After we have calmed our mind with a breathing meditation, we use this calm mind to investigate what anxiety is and where it comes from. Anxiety is ultimately an exaggerated fear of a future outcome.
Let’s say you have dinner plans with your partner and find out that you’ll be meeting their parents for the first time. Anxiety sets in.
“What if I say something stupid?”
“I ALWAYS say something stupid.”
“What is wrong with me?”
“I really don't want to go to this. It’s going to be awful.”
This is an exaggeration of a future outcome. You are taking an event that hasn’t happen yet (meeting your partner’s parents), imparting a negative outcome to it, (What if I say something stupid?), and then exaggerating that negative outcome (I ALWAYS say something stupid, what is wrong with me?). When you are worrying about an upcoming event, you are worrying about something that hasn't happened, something that doesn't actually exist in reality yet. Anxiety is all about dwelling in the outcomes of the future.

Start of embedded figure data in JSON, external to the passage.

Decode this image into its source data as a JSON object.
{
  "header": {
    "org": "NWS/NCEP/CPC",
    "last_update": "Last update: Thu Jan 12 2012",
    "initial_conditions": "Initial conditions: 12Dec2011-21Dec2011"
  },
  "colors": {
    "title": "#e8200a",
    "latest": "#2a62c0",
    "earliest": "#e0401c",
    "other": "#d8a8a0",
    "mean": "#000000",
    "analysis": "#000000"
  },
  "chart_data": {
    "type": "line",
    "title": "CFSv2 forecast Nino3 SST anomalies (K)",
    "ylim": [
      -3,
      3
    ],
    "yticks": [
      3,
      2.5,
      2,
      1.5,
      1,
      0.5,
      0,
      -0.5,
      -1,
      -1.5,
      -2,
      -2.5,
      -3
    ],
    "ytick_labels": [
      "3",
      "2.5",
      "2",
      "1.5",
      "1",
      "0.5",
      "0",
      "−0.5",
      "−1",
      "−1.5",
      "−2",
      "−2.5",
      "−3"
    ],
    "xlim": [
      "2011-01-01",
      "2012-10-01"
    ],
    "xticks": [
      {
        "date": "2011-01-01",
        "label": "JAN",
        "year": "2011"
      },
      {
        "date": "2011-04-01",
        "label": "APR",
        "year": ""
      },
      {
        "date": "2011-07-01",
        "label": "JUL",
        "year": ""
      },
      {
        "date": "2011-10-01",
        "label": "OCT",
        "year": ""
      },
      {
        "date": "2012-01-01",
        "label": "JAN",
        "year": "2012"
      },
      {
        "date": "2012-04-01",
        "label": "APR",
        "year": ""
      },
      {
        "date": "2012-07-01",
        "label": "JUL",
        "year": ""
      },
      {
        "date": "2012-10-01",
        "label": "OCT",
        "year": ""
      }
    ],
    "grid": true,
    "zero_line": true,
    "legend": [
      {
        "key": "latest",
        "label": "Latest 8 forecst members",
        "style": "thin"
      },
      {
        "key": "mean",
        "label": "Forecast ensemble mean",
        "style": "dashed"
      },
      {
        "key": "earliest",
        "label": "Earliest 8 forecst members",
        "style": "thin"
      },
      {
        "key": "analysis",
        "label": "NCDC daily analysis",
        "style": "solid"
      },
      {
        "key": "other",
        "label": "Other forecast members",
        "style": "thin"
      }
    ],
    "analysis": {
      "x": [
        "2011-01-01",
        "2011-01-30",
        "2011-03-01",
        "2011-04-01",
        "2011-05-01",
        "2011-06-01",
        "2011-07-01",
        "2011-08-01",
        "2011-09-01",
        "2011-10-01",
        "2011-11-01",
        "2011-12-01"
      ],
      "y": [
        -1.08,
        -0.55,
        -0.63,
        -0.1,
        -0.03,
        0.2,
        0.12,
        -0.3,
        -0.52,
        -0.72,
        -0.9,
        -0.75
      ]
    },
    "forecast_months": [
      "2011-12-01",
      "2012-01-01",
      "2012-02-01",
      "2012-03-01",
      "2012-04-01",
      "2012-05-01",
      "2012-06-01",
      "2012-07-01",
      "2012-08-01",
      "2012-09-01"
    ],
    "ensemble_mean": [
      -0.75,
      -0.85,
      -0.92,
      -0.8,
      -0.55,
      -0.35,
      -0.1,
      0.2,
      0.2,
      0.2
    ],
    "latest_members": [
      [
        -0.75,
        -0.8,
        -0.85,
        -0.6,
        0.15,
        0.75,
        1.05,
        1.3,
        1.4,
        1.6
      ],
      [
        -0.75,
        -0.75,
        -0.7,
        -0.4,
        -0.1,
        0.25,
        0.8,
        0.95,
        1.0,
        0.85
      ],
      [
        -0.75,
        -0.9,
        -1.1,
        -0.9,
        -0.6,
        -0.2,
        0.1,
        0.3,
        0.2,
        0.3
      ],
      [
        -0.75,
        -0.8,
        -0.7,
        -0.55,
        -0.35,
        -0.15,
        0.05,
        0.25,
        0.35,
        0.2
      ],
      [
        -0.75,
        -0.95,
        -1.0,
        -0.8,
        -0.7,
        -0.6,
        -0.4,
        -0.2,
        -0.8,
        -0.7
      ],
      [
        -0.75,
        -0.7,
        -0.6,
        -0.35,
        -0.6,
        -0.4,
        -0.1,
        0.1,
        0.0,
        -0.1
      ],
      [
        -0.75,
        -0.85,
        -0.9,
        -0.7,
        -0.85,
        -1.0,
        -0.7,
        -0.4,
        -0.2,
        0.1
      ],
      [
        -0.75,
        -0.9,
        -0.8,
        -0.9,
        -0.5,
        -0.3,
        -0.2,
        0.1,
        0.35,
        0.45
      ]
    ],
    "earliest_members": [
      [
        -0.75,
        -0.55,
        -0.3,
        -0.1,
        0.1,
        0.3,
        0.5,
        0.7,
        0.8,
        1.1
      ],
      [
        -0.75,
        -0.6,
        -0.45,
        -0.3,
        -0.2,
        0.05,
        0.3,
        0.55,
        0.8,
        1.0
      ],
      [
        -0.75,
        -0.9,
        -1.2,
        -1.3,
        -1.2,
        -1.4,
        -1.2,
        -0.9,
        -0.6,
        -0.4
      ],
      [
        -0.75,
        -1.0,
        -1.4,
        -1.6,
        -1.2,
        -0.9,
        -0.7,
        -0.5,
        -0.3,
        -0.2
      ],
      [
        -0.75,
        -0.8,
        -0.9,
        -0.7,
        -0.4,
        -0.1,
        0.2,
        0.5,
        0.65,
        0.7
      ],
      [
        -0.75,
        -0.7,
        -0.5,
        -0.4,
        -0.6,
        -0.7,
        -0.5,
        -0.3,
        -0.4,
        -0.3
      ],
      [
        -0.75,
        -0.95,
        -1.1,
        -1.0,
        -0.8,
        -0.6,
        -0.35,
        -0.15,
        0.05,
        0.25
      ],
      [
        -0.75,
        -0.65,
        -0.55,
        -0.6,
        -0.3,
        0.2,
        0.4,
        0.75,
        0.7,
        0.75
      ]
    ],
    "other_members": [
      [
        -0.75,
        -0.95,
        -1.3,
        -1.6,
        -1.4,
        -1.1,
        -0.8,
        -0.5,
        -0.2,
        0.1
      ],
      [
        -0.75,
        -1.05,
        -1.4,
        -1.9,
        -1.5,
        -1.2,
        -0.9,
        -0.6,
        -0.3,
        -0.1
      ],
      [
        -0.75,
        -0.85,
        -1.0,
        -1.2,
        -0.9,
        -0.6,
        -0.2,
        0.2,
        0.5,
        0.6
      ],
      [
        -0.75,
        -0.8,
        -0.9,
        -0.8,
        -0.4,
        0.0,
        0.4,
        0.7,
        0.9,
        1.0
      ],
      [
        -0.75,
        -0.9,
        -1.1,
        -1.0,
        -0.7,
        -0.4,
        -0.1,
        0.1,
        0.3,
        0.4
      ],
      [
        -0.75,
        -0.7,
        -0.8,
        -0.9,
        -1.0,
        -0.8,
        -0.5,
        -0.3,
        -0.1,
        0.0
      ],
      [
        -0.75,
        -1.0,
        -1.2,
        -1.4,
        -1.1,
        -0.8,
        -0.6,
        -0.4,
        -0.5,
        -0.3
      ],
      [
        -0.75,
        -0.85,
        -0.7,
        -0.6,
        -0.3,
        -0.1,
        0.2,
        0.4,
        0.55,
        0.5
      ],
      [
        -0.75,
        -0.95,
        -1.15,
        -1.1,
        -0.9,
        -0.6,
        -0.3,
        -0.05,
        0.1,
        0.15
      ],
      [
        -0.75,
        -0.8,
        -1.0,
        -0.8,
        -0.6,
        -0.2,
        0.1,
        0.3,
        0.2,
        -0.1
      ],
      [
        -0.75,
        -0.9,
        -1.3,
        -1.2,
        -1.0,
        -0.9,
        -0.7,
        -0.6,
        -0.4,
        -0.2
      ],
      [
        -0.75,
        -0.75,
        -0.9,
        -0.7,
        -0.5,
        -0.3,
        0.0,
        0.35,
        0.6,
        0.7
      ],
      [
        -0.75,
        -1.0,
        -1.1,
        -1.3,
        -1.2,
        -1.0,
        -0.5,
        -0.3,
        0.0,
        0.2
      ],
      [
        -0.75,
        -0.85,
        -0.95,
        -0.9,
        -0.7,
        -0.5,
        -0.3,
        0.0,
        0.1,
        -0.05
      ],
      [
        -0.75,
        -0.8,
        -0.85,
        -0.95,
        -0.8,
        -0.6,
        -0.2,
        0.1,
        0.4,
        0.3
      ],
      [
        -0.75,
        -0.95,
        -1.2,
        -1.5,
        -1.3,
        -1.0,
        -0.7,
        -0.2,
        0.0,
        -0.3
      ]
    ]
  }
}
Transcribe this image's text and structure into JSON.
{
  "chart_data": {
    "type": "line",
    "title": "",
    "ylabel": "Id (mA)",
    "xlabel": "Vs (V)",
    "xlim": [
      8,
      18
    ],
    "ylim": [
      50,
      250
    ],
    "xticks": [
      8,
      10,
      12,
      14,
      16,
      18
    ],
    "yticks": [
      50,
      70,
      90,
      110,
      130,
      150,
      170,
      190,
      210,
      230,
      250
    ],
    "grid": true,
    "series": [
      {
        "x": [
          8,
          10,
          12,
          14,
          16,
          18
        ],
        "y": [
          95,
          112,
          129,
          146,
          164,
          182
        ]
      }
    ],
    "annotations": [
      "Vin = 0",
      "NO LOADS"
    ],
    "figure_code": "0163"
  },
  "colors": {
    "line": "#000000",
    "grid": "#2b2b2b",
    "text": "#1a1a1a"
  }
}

Recognizing this is immensely helpful for managing anxiety because we begin to see that we have control over our own future. We begin to realize that our anxiety is not a fixed outcome, it is flexible, and thus can be changed.
Our anxiety comes directly from our own mind, not the object or situation we are anxious about. This does not mean that our anxiety is not real, but instead that we have options. If our anxiety was not derived from our mind, we would have no control over it. We would be helpless. But we CAN control our own minds. In fact, it’s the only thing we truly have control over. Realizing this can be extremely empowering.
Using the example of meeting our partner’s parents, let’s walk through a full Recognize, Reduce, Remedy practice.
Scenario
You have dinner plans with your partner and find out that you’ll be meeting their parents for the first time. Anxiety sets in.
Recognize
We stop whatever we are doing and evaluate our mind. “How am I feeling?” We can see we’re becoming anxious about meeting our partner’s parents. We are worried that meeting them will not go well. Good, we have recognized our anxiety early on.
Reduce
We’ve identified anxious thoughts popping up in our mind. We do not need to fight them, we need to accept that they are happening. We can say to ourselves “I am having anxious thoughts about meeting my partner’s parents.” It is OK to have these anxious thoughts; we can work with them.
We take a moment to ourselves and focus our attention on our breath instead of the anxious thoughts. We close our eyes and breath in and out, very normally and naturally. We focus on how breathing feels. The cool air coming through our nostrils on the inhalation, the warm air coming out of our nostrils on the exhalation. When our mind drifts back to thoughts about the dinner with our partner’s parents, we gently guide it back to our breath. We do this for 5 minutes or as long as we are able.
Remedy
With our mind feeling a bit more relaxed, we intentionally evaluate where our anxiety comes from. We think about how the dinner with our partner’s parents has not even happened yet. The idea that it will go poorly is mere assumption. It is only thoughts. The fear of it going poorly must be derived from our mind because the event has not happened. How wonderful that this is true. This means we have control over the situation because we have control over our own mind. We sit with this realization for as long as we can, let it sink in.